Nuts and bolts of deep learning

Andrew Ng

It makes sense to build a AI team and a systems team, because as seen in the following trend, the state of the art is is towards larger, higher performance and complex deep learning.


In [51]:
# Simple trend visualization
from matplotlib import pylab as plt
import numpy as np
x = np.arange(0., 5., 0.2)
plt.plot(x, x/2, '-k', label='small NN')
plt.plot(x, x/3, '-r', label='trad. ML')
plt.plot(x, x/4, '-b', label='med.
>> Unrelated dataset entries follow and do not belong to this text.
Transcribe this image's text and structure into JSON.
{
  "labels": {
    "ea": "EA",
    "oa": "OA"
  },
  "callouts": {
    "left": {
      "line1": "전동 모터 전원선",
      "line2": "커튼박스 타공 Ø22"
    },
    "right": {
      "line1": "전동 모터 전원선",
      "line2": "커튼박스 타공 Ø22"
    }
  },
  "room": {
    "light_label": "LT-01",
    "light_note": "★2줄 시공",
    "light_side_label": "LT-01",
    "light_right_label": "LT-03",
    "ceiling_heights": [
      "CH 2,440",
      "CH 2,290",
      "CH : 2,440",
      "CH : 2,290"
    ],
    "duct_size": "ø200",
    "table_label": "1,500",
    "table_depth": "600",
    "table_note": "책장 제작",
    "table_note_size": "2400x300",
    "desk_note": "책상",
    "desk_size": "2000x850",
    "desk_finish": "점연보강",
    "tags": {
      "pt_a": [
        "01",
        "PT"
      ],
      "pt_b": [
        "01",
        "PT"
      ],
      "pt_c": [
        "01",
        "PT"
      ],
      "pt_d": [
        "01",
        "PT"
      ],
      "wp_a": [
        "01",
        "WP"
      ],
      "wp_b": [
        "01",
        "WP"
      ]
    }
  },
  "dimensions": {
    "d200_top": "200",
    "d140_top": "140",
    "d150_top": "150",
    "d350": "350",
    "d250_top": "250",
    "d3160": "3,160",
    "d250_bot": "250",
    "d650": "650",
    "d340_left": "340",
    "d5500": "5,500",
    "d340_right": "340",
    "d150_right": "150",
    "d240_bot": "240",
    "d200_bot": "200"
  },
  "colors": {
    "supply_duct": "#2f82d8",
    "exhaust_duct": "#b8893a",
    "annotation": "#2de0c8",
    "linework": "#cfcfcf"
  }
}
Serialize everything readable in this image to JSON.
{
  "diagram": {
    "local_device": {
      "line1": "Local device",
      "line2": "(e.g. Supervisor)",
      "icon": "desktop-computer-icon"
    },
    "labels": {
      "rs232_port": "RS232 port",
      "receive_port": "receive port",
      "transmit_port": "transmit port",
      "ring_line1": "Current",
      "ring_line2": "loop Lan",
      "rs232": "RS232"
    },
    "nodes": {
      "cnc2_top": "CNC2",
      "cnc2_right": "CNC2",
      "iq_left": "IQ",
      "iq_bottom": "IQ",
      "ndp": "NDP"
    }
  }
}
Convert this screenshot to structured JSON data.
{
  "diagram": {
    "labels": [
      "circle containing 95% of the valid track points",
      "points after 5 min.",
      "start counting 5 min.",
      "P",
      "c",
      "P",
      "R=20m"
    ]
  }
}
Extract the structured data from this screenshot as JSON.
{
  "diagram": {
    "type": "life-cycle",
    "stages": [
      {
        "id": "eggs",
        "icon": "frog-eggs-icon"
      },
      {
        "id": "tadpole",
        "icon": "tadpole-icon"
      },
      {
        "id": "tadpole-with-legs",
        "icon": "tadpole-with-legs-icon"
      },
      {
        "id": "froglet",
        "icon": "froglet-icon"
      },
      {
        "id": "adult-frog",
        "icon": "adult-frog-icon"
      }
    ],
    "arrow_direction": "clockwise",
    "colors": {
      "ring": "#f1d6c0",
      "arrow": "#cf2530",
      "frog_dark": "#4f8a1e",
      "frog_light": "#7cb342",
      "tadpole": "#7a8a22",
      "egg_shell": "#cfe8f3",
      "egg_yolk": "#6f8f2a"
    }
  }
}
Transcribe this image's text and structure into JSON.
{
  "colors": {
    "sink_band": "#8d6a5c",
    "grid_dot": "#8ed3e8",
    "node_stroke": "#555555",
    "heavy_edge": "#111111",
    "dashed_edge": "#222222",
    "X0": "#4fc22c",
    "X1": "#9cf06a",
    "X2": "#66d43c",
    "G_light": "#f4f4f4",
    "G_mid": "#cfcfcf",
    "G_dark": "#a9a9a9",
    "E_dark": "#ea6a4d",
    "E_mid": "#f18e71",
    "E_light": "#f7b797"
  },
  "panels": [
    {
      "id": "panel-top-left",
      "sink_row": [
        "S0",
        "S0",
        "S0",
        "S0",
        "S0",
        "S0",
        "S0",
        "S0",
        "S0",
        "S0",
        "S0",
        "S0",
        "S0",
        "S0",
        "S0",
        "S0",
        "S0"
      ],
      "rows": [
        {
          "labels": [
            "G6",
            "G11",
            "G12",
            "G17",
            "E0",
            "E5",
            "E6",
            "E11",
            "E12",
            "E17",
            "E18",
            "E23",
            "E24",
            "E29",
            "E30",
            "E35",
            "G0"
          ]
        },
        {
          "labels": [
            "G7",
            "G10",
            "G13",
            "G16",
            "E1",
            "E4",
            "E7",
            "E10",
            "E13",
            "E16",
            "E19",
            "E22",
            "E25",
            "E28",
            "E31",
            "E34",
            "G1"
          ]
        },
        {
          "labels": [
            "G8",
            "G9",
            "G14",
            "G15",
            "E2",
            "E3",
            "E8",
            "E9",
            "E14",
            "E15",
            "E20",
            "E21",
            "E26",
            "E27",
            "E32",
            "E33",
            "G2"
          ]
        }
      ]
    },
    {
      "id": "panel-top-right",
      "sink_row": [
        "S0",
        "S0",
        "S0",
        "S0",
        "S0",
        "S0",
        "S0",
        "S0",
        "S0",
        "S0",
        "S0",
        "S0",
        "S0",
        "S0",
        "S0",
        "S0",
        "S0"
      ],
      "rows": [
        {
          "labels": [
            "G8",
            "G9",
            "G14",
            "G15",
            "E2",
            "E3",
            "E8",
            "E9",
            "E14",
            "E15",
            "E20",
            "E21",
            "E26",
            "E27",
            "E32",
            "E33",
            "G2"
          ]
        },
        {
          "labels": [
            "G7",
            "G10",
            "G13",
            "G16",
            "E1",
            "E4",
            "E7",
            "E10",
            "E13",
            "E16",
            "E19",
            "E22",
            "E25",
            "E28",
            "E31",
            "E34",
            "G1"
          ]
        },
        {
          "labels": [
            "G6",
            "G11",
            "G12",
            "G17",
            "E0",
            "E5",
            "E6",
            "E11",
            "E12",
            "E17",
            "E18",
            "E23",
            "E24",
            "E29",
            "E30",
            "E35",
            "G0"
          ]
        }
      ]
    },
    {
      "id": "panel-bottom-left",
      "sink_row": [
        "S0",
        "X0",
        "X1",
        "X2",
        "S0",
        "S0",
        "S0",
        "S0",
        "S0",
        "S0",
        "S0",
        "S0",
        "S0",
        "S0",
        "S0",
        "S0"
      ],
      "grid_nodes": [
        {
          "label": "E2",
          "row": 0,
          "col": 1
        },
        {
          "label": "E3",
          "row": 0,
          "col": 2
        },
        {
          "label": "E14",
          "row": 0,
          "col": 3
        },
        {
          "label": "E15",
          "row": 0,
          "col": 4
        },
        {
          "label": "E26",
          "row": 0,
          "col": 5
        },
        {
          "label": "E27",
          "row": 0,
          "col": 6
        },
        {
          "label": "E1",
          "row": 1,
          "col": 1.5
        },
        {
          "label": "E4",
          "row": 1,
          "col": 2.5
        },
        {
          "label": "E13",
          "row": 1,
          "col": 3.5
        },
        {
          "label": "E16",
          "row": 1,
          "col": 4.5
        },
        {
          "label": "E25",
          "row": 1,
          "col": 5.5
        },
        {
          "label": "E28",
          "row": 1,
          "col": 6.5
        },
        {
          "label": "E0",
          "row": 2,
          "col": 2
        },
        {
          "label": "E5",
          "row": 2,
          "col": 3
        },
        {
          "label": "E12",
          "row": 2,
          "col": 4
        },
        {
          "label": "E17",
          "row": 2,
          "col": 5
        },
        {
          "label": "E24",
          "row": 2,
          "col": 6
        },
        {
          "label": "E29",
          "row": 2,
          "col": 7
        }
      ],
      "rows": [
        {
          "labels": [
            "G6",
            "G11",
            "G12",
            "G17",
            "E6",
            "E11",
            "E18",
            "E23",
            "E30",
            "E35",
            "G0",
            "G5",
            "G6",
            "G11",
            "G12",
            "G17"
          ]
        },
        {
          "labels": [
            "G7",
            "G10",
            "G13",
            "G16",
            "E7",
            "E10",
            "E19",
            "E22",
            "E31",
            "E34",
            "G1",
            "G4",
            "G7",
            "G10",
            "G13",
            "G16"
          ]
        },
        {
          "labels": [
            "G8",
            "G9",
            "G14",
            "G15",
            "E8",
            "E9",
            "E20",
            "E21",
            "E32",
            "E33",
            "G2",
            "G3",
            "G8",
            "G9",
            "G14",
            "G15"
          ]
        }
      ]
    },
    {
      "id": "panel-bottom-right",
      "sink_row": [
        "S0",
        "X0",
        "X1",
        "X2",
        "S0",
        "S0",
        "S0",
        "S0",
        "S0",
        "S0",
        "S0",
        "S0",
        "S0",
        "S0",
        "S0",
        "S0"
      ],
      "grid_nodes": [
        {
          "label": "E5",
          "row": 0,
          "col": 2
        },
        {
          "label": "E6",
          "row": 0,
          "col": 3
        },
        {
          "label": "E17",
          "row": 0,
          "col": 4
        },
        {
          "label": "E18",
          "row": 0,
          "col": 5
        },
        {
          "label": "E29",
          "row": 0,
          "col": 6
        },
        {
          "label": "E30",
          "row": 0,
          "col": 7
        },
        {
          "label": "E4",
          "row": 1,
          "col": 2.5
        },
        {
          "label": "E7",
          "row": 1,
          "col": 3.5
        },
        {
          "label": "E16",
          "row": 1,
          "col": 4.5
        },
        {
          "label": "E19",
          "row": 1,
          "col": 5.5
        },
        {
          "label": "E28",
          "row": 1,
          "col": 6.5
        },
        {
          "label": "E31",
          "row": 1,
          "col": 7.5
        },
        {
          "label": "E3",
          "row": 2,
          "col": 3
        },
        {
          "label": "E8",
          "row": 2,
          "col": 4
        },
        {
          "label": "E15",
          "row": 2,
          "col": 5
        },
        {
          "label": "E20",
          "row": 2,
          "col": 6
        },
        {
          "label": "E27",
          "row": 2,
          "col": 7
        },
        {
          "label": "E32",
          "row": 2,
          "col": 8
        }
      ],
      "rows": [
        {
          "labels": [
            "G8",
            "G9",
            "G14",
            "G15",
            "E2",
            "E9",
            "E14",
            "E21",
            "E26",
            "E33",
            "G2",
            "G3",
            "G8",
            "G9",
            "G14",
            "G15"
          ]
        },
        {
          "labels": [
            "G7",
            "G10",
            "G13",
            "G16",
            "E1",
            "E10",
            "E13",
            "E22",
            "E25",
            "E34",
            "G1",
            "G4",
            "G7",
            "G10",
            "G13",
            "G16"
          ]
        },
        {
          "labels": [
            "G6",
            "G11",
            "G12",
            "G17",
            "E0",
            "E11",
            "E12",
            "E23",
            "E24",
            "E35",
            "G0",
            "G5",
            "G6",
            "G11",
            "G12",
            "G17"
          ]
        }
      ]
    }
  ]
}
NN')
plt.plot(x, x/5, '-g', label='large NN')
plt.legend(loc='upper right')
plt.xlim(0, 5)
plt.ylim(0, 5)

plt.xlabel('Data')
plt.ylabel('Performance')
plt.title('Deep Learning Trend')
plt.show()


DL can generally be categorized in a few buckets

General DL

  • FC Layers

Sequence Models

  • RNN/LSTM/GRU

Image

  • 2D/3D/CNN

Other:

  • RL

Of the three, Andrew thinks that RL is the future of machine learning, while current industry centralizes around the first three buckets

End to end DL

$$review \rightarrow sentiment_{0/1}$$$$image \rightarrow object_{1..n} $$$$audio \rightarrow transcript$$$$language_1 \rightarrow language_2$$$$parameter \rightarrow image$$

Speech

Traditional: $$audio \rightarrow phonemes \rightarrow transcript$$ Deep: $$audio \rightarrow transcript$$

A failing of this is the need for huge amounts of labeled data

Images

Traditional: $$image \rightarrow bone \ lengths \rightarrow age$$ Deep: $$image \rightarrow age$$

Self-driving car

Traditional: $$image \rightarrow cars \mid pedestrians \rightarrow trajectory \rightarrow steering$$ Deep: $$image \rightarrow steering$$

With a caution that for something like driving, the dataset required for end-to-end training could be prohibitively massive

Example goal: build a human-level speech system

  • Obtain dataset, split into train/dev/test

Measure the following things:

A

  • Human-level error 1% <- Bias

  • Training set error 5% <- Bias

  • Dev set error 6%

B

  • Human-level error 1%

  • Training set error 2% <- Variance

  • Dev set error 6% <- Variance

C

  • Human-level error 1% <- Bias

  • Training set error 5% <- Variance

  • Dev set error 10% <- Variance

An example workflow

Data synthesis:

  • OCR
  • Speech Recognition
  • NLP
  • Video Games (RL)

Have a unified data warehouse